I wouldn’t say my process is terribly different between the two styles of writing. I like organization. And I love, and heavily use, outlines. That’s true of anything I write, from a client’s blog post to a novel. I know some writers find them limiting. But really you’re only as limited as you allow yourself to be. As long as you think of outlines as living documents rather than rigid or static ones, they’re effective guides that grow and change as you move through each project.
Recently, I heard a well known writer talking about the often repeated phrase “there are no gatekeepers anymore.” He suggested that every reviewer on Goodreads or Amazon is a gatekeeper. What do you think? Has self publishing made it easier to be heard, or is it more difficult than ever? Or, is it just a different set of obstacles now?
This is a tough question, and it’s one I have mixed feelings about. Look. There’s a lot of crap out there right now. And that has the potential to hurt independent authors because some readers have a bias against them after one or more bad experiences. Then again, even major publishers release garbage on more than an occasional basis. That’s nothing new in publishing.
I think what the current environment does is provide a unique opportunity for independent authors and small presses to blur the lines — ignoring the gate and jumping the fence, if you will. And while I wouldn’t call reviewers on Goodreads and Amazon “gatekeepers,” if you screw around once you join the party, they sure have the ability to kick your ass out.

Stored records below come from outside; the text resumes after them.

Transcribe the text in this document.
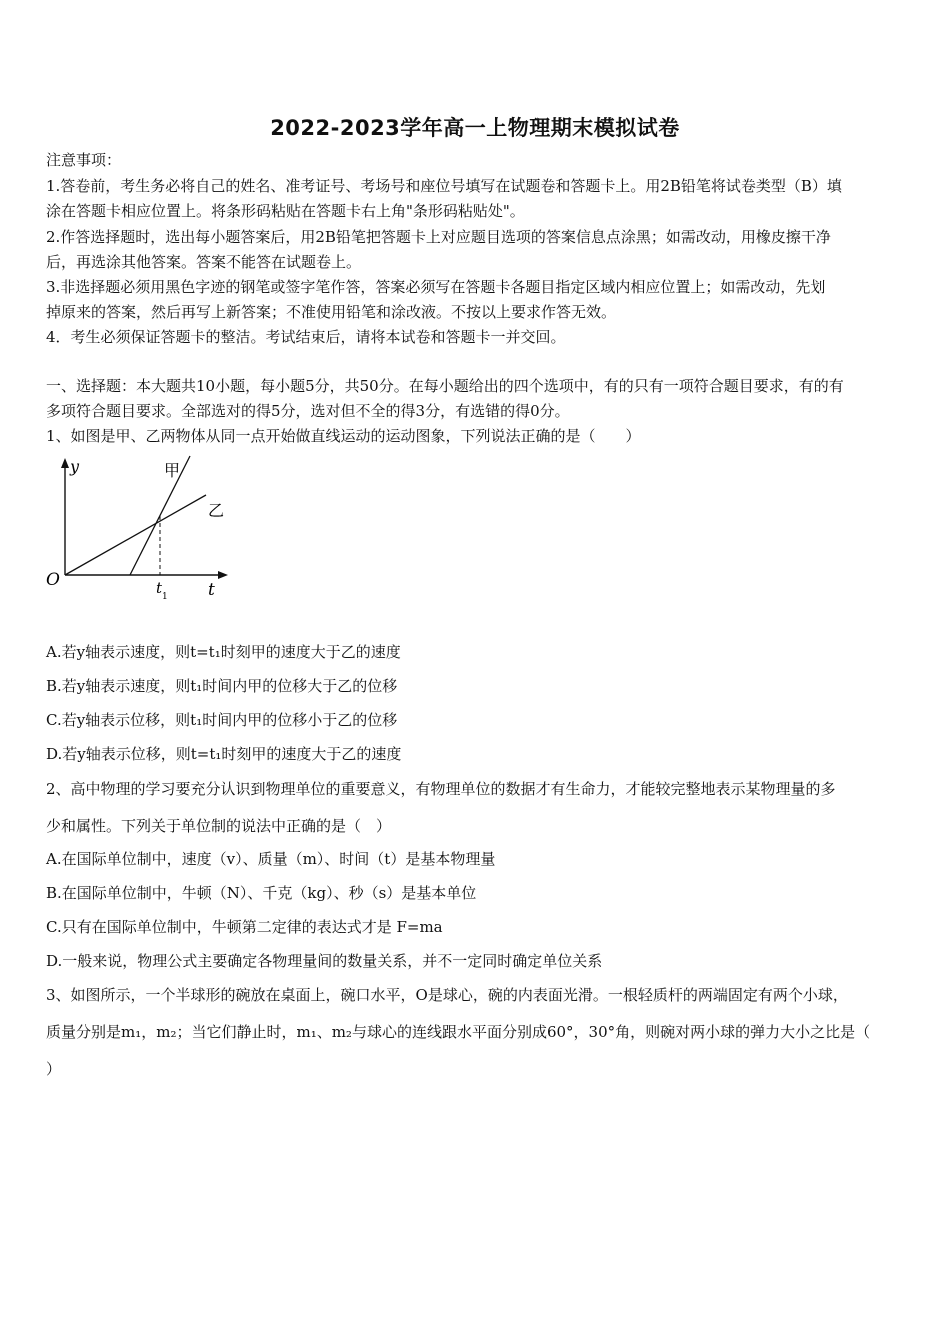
2022-2023学年高一上物理期末模拟试卷
注意事项：
1.答卷前，考生务必将自己的姓名、准考证号、考场号和座位号填写在试题卷和答题卡上。用2B铅笔将试卷类型（B）填
涂在答题卡相应位置上。将条形码粘贴在答题卡右上角"条形码粘贴处"。
2.作答选择题时，选出每小题答案后，用2B铅笔把答题卡上对应题目选项的答案信息点涂黑；如需改动，用橡皮擦干净
后，再选涂其他答案。答案不能答在试题卷上。
3.非选择题必须用黑色字迹的钢笔或签字笔作答，答案必须写在答题卡各题目指定区域内相应位置上；如需改动，先划
掉原来的答案，然后再写上新答案；不准使用铅笔和涂改液。不按以上要求作答无效。
4．考生必须保证答题卡的整洁。考试结束后，请将本试卷和答题卡一并交回。
一、选择题：本大题共10小题，每小题5分，共50分。在每小题给出的四个选项中，有的只有一项符合题目要求，有的有
多项符合题目要求。全部选对的得5分，选对但不全的得3分，有选错的得0分。
1、如图是甲、乙两物体从同一点开始做直线运动的运动图象，下列说法正确的是（　　）
y
O	t
t 1
甲
乙
A.若y轴表示速度，则t=t₁时刻甲的速度大于乙的速度
B.若y轴表示速度，则t₁时间内甲的位移大于乙的位移
C.若y轴表示位移，则t₁时间内甲的位移小于乙的位移
D.若y轴表示位移，则t=t₁时刻甲的速度大于乙的速度
2、高中物理的学习要充分认识到物理单位的重要意义，有物理单位的数据才有生命力，才能较完整地表示某物理量的多
少和属性。下列关于单位制的说法中正确的是（　）
A.在国际单位制中，速度（v）、质量（m）、时间（t）是基本物理量
B.在国际单位制中，牛顿（N）、千克（kg）、秒（s）是基本单位
C.只有在国际单位制中，牛顿第二定律的表达式才是 F=ma
D.一般来说，物理公式主要确定各物理量间的数量关系，并不一定同时确定单位关系
3、如图所示，一个半球形的碗放在桌面上，碗口水平，O是球心，碗的内表面光滑。一根轻质杆的两端固定有两个小球，
质量分别是m₁，m₂；当它们静止时，m₁、m₂与球心的连线跟水平面分别成60°，30°角，则碗对两小球的弹力大小之比是（
）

We’re slowly moving in a direction where readers are going to pay more attention to the author and less to the publishers. If you can build a name for yourself — your author brand — you’re going to sell books. But that’s no justification for publishing anything half-assed. So sure, it’s easier for authors to be heard. But it’s also easier for them to get lost in (or contribute to) the excessive noise.
The trick will be avoiding anyone or anything that promises to make self publishing cheap or easy while learning as much as they can about book marketing and PR. Fortunately those skills can be learned and many authors these days seem too lazy to bother. That means any author willing to put in the effort has an immediate edge. And they won’t have to rely on traditional gatekeepers to open any doors for them.